Coup d'Etat, raid des rebelles du Darfour, durcissement du régime militaire ou statu quo, les scénarios semblent ouverts après le mandat d'arrêt international lancé mercredi contre le président soudanais Omar el-Béchir.

La Cour pénale internationale (CPI) a émis un mandat d'arrêt contre Omar el-Béchir pour crimes de guerre et contre l'humanité au Darfour, région de l'ouest du Soudan en proie à une guerre civile qui a fait 300.000 morts et 2,7 millions de déplacés depuis 2003 selon l'ONU. Khartoum évoque 10.000 morts.

Selon des analystes, ce mandat d'arrêt pourrait sonner à terme le glas du régime militaro-islamiste du président soudanais arrivé au pouvoir en juin 1989 à la faveur d'un coup d'Etat.

«Les carottes sont cuites, la question est de savoir à quelle sauce on va les manger», estime Gérard Prunier, spécialiste français du Soudan au Centre National de la Recherche scientifique (CNRS).

«La première possibilité c'est un coup d'Etat interne (au sein du Parti du congrès national (NCP), le parti d'Omar el-Béchir), mené par une personnalité neutre par rapport à la CPI», dit-il à l'AFP.

Des rumeurs circulent depuis des mois dans la capitale soudanaise sur un éventuel remplacement d'Omar el-Béchir par son vice-président Ali Osman Taha ou son conseiller Nafie Ali Nafie. Le chef des renseignements Salah Gosh pourrait jouer un rôle-clef dans la transition, avancent des diplomates à Khartoum.

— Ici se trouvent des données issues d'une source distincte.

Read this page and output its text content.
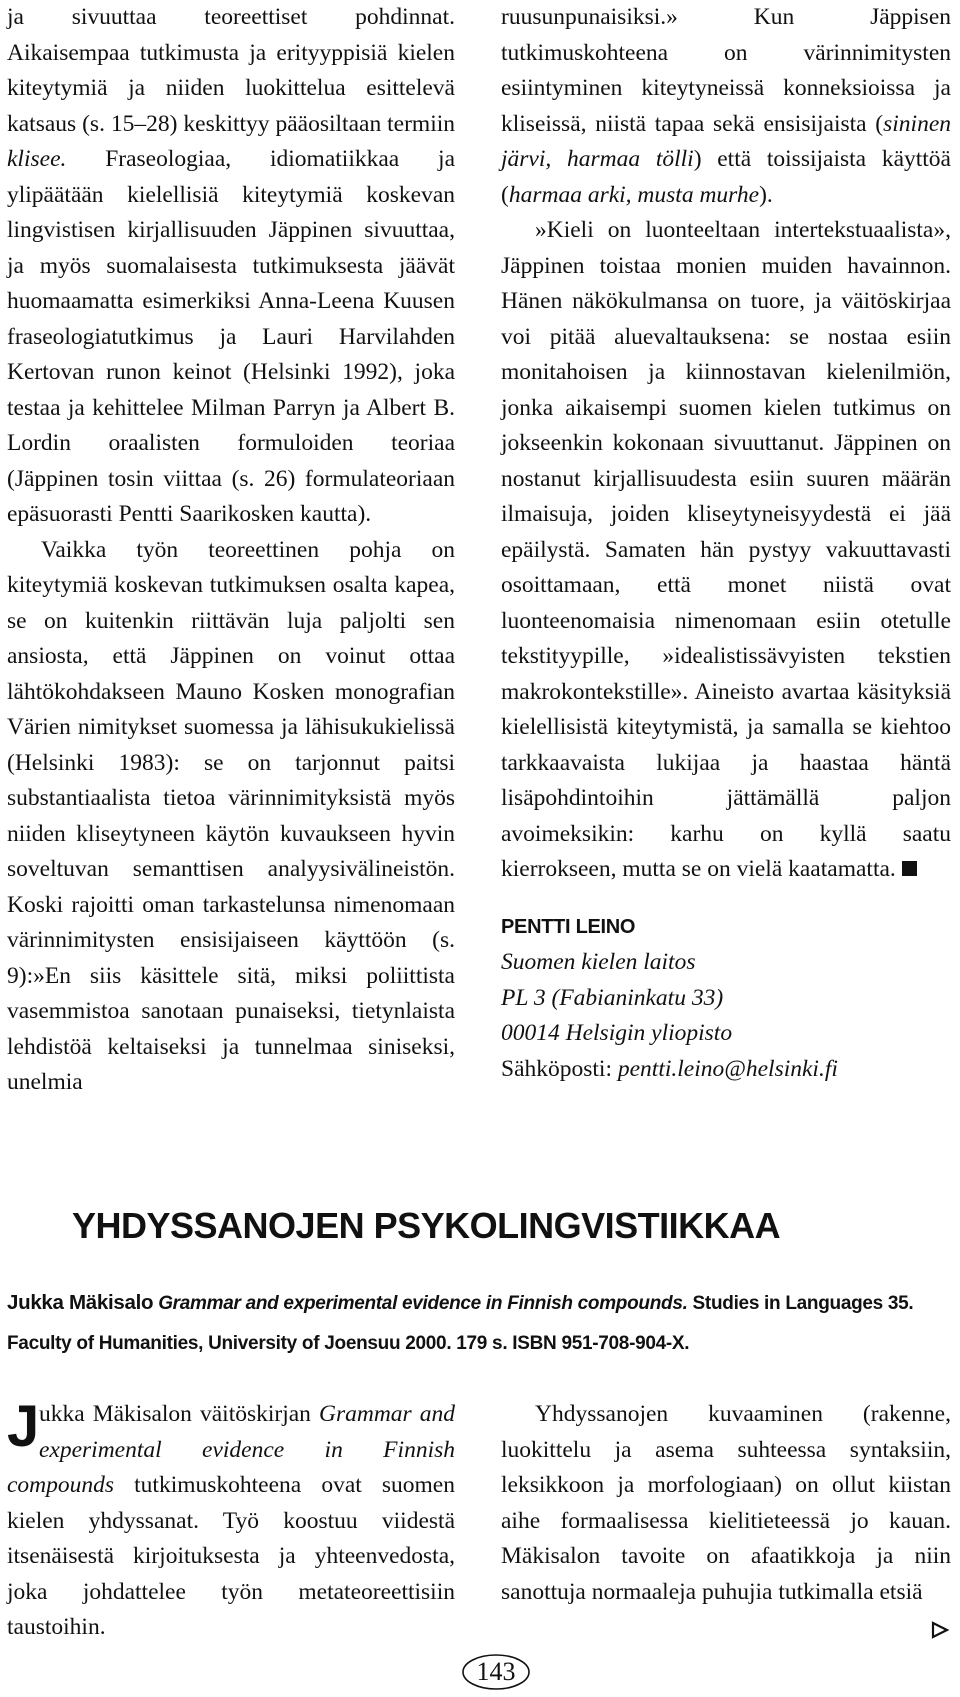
ja sivuuttaa teoreettiset pohdinnat. Aikaisempaa tutkimusta ja erityyppisiä kielen kiteytymiä ja niiden luokittelua esittelevä katsaus (s. 15–28) keskittyy pääosiltaan termiin klisee. Fraseologiaa, idiomatiikkaa ja ylipäätään kielellisiä kiteytymiä koskevan lingvistisen kirjallisuuden Jäppinen sivuuttaa, ja myös suomalaisesta tutkimuksesta jäävät huomaamatta esimerkiksi Anna-Leena Kuusen fraseologiatutkimus ja Lauri Harvilahden Kertovan runon keinot (Helsinki 1992), joka testaa ja kehittelee Milman Parryn ja Albert B. Lordin oraalisten formuloiden teoriaa (Jäppinen tosin viittaa (s. 26) formulateoriaan epäsuorasti Pentti Saarikosken kautta).

Vaikka työn teoreettinen pohja on kiteytymiä koskevan tutkimuksen osalta kapea, se on kuitenkin riittävän luja paljolti sen ansiosta, että Jäppinen on voinut ottaa lähtökohdakseen Mauno Kosken monografian Värien nimitykset suomessa ja lähisukukielissä (Helsinki 1983): se on tarjonnut paitsi substantiaalista tietoa värinnimityksistä myös niiden kliseytyneen käytön kuvaukseen hyvin soveltuvan semanttisen analyysivälineistön. Koski rajoitti oman tarkastelunsa nimenomaan värinnimitysten ensisijaiseen käyttöön (s. 9):»En siis käsittele sitä, miksi poliittista vasemmistoa sanotaan punaiseksi, tietynlaista lehdistöä keltaiseksi ja tunnelmaa siniseksi, unelmia

ruusunpunaisiksi.» Kun Jäppisen tutkimuskohteena on värinnimitysten esiintyminen kiteytyneissä konneksioissa ja kliseissä, niistä tapaa sekä ensisijaista (sininen järvi, harmaa tölli) että toissijaista käyttöä (harmaa arki, musta murhe).

»Kieli on luonteeltaan intertekstuaalista», Jäppinen toistaa monien muiden havainnon. Hänen näkökulmansa on tuore, ja väitöskirjaa voi pitää aluevaltauksena: se nostaa esiin monitahoisen ja kiinnostavan kielenilmiön, jonka aikaisempi suomen kielen tutkimus on jokseenkin kokonaan sivuuttanut. Jäppinen on nostanut kirjallisuudesta esiin suuren määrän ilmaisuja, joiden kliseytyneisyydestä ei jää epäilystä. Samaten hän pystyy vakuuttavasti osoittamaan, että monet niistä ovat luonteenomaisia nimenomaan esiin otetulle tekstityypille, »idealistissävyisten tekstien makrokontekstille». Aineisto avartaa käsityksiä kielellisistä kiteytymistä, ja samalla se kiehtoo tarkkaavaista lukijaa ja haastaa häntä lisäpohdintoihin jättämällä paljon avoimeksikin: karhu on kyllä saatu kierrokseen, mutta se on vielä kaatamatta.

PENTTI LEINO

Suomen kielen laitos

PL 3 (Fabianinkatu 33)

00014 Helsigin yliopisto

Sähköposti: pentti.leino@helsinki.fi

YHDYSSANOJEN PSYKOLINGVISTIIKKAA
Jukka Mäkisalo Grammar and experimental evidence in Finnish compounds. Studies in Languages 35. Faculty of Humanities, University of Joensuu 2000. 179 s. ISBN 951-708-904-X.

Jukka Mäkisalon väitöskirjan Grammar and experimental evidence in Finnish compounds tutkimuskohteena ovat suomen kielen yhdyssanat. Työ koostuu viidestä itsenäisestä kirjoituksesta ja yhteenvedosta, joka johdattelee työn metateoreettisiin taustoihin.

Yhdyssanojen kuvaaminen (rakenne, luokittelu ja asema suhteessa syntaksiin, leksikkoon ja morfologiaan) on ollut kiistan aihe formaalisessa kielitieteessä jo kauan. Mäkisalon tavoite on afaatikkoja ja niin sanottuja normaaleja puhujia tutkimalla etsiä

143
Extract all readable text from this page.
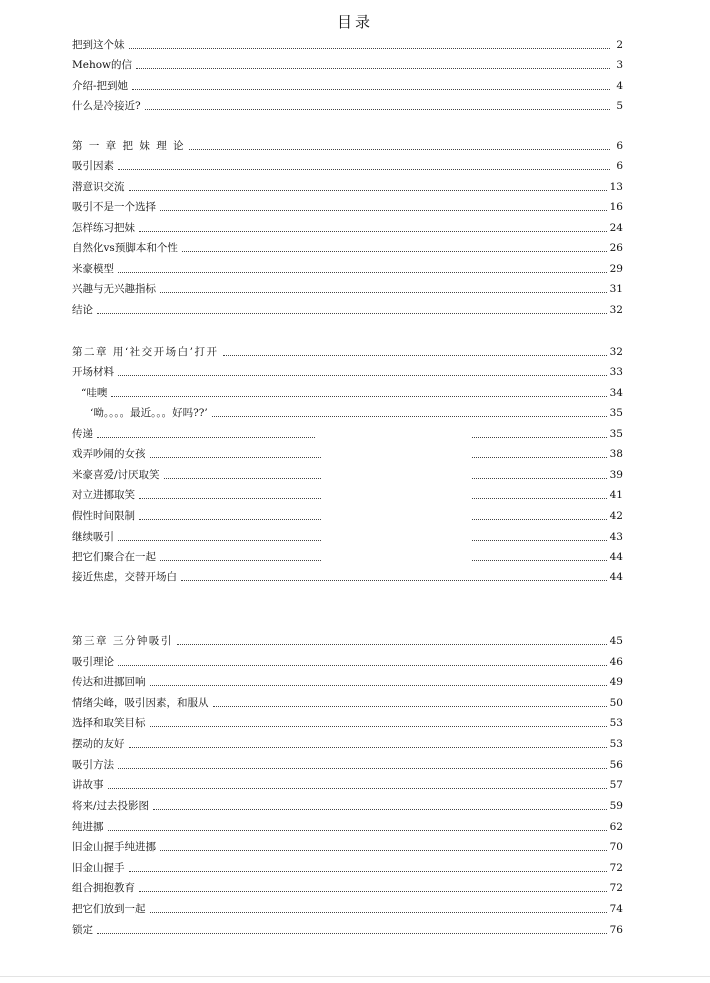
目录
把到这个妹	2
Mehow的信	3
介绍-把到她	4
什么是冷接近?	5
第 一 章 把 妹 理 论	6
吸引因素	6
潜意识交流	13
吸引不是一个选择	16
怎样练习把妹	24
自然化vs预脚本和个性	26
米豪模型	29
兴趣与无兴趣指标	31
结论	32
第二章 用‘社交开场白’打开	32
开场材料	33
“哇噢	34
‘呦。。。。最近。。。好吗??’	35
传递	35
戏弄吵闹的女孩	38
米豪喜爱/讨厌取笑	39
对立进挪取笑	41
假性时间限制	42
继续吸引	43
把它们聚合在一起	44
接近焦虑，交替开场白	44
第三章 三分钟吸引	45
吸引理论	46
传达和进挪回响	49
情绪尖峰，吸引因素，和服从	50
选择和取笑目标	53
摆动的友好	53
吸引方法	56
讲故事	57
将来/过去投影图	59
纯进挪	62
旧金山握手纯进挪	70
旧金山握手	72
组合拥抱教育	72
把它们放到一起	74
锁定	76
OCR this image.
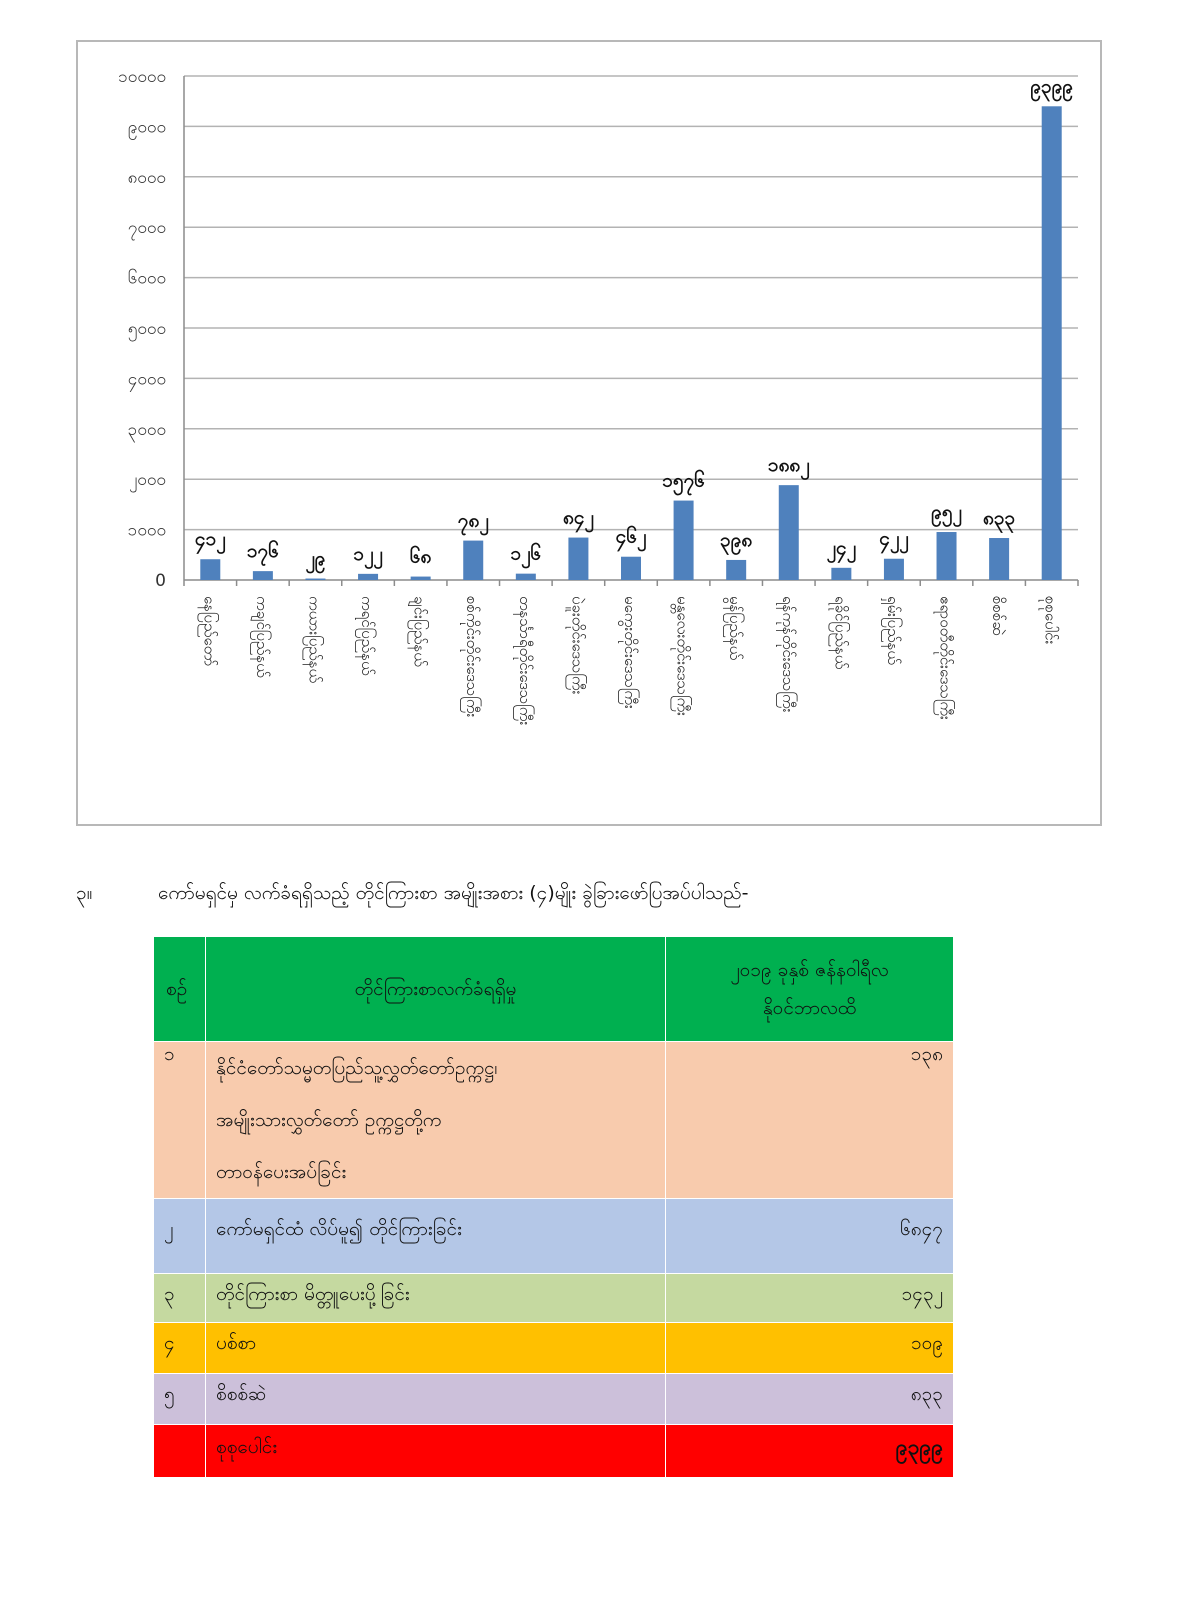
0
၁၀၀၀
၂၀၀၀
၃၀၀၀
၄၀၀၀
၅၀၀၀
၆၀၀၀
၇၀၀၀
၈၀၀၀
၉၀၀၀
၁၀၀၀၀
၄၁၂
နေပြည်တော်
၁၇၆
ကချင်ပြည်နယ်
၂၉
ကယားပြည်နယ်
၁၂၂
ကရင်ပြည်နယ်
၆၈
ချင်းပြည်နယ်
၇၈၂
စစ်ကိုင်းတိုင်းဒေသကြီး
၁၂၆
တနင်္သာရီတိုင်းဒေသကြီး
၈၄၂
ပဲခူးတိုင်းဒေသကြီး
၄၆၂
မကွေးတိုင်းဒေသကြီး
၁၅၇၆
မန္တလေးတိုင်းဒေသကြီး
၃၉၈
မွန်ပြည်နယ်
၁၈၈၂
ရန်ကုန်တိုင်းဒေသကြီး
၂၄၂
ရခိုင်ပြည်နယ်
၄၂၂
ရှမ်းပြည်နယ်
၉၅၂
ဧရာဝတီတိုင်းဒေသကြီး
၈၃၃
စိစစ်ဆဲ
၉၃၉၉
စုစုပေါင်း
၃။	ကော်မရှင်မှ လက်ခံရရှိသည့် တိုင်ကြားစာ အမျိုးအစား (၄)မျိုး ခွဲခြားဖော်ပြအပ်ပါသည်-
စဉ်	တိုင်ကြားစာလက်ခံရရှိမှု	၂၀၁၉ ခုနှစ် ဇန်နဝါရီလ
နိုဝင်ဘာလထိ

၁	နိုင်ငံတော်သမ္မတပြည်သူ့လွှတ်တော်ဥက္ကဋ္ဌ၊
အမျိုးသားလွှတ်တော် ဥက္ကဋ္ဌတို့က
တာဝန်ပေးအပ်ခြင်း	၁၃၈
၂	ကော်မရှင်ထံ လိပ်မူ၍ တိုင်ကြားခြင်း	၆၈၄၇
၃	တိုင်ကြားစာ မိတ္တူပေးပို့ခြင်း	၁၄၃၂
၄	ပစ်စာ	၁၀၉
၅	စိစစ်ဆဲ	၈၃၃
	စုစုပေါင်း	၉၃၉၉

«La deuxième possibilité, c'est un coup d'Etat de l'armée», souligne M. Prunier, dubitatif à l'égard de ce scénario car Omar el-Béchir est issu du creuset militaire.

Un putsch au sein du NCP ou un coup d'Etat de l'armée sont «très peu probables», juge de son côté l'analyste Alex de Waal.

Tout comme Gérard Prunier, il qualifie en revanche de «probable» une nouvelle offensive du Mouvement pour la justice et l'égalité (JEM), le plus militarisé des groupes rebelles du Darfour, bien qu'il ait signé un accord avec Khartoum en vue d'un cessez-le-feu.

Le JEM avait marché en mai 2008 sur Omdurman, la ville voisine de Khartoum, mais avait été stoppé dans sa progression par les forces soudanaises au terme de combats meurtriers.

Ce mouvement aux liens étroits avec l'opposant islamiste Hassan al-Tourabi, ancienne éminence grise du gouvernement Béchir, pourrait cette fois s'en prendre au régime mais sans viser directement Khartoum.

«Je serais surpris qu'il procède comme la dernière fois, mais je serais aussi surpris s'il n'y avait pas d'escalade de ses activités» militaires, explique M. de Waal.

«Personne ne sait ce qui va se passer. Le Soudan est déjà tellement instable», résume un diplomate sous le couvert de l'anonymat.

Plus grand pays d'Afrique, le Soudan compte 40 millions d'habitants répartis en une multitude de tribus et divisés entre le nord à majorité musulmane et le sud, chrétien et animiste.

Le mandat d'arrêt contre Omar el-Béchir pose un défi de taille à la communauté internationale.

«Qui va faire respecter le mandat de la CPI, telle est la grande question?», s'interroge un diplomate occidental. «La balle est en quelque sorte dans "notre" camp», ajoute-t-il.

Si la communauté internationale et les partis d'opposition n'exercent pas de pressions sur le régime d'Omar el-Béchir, le statu quo pourrait prévaloir.

«Mais si la communauté internationale prend la chose très au sérieux et que d'importants partis politiques soudanais soutiennent la CPI, alors le NCP et les forces de sécurité vont y voir un enjeu de vie ou de mort. Aucune option ne sera exclue», prévient M. de Waal.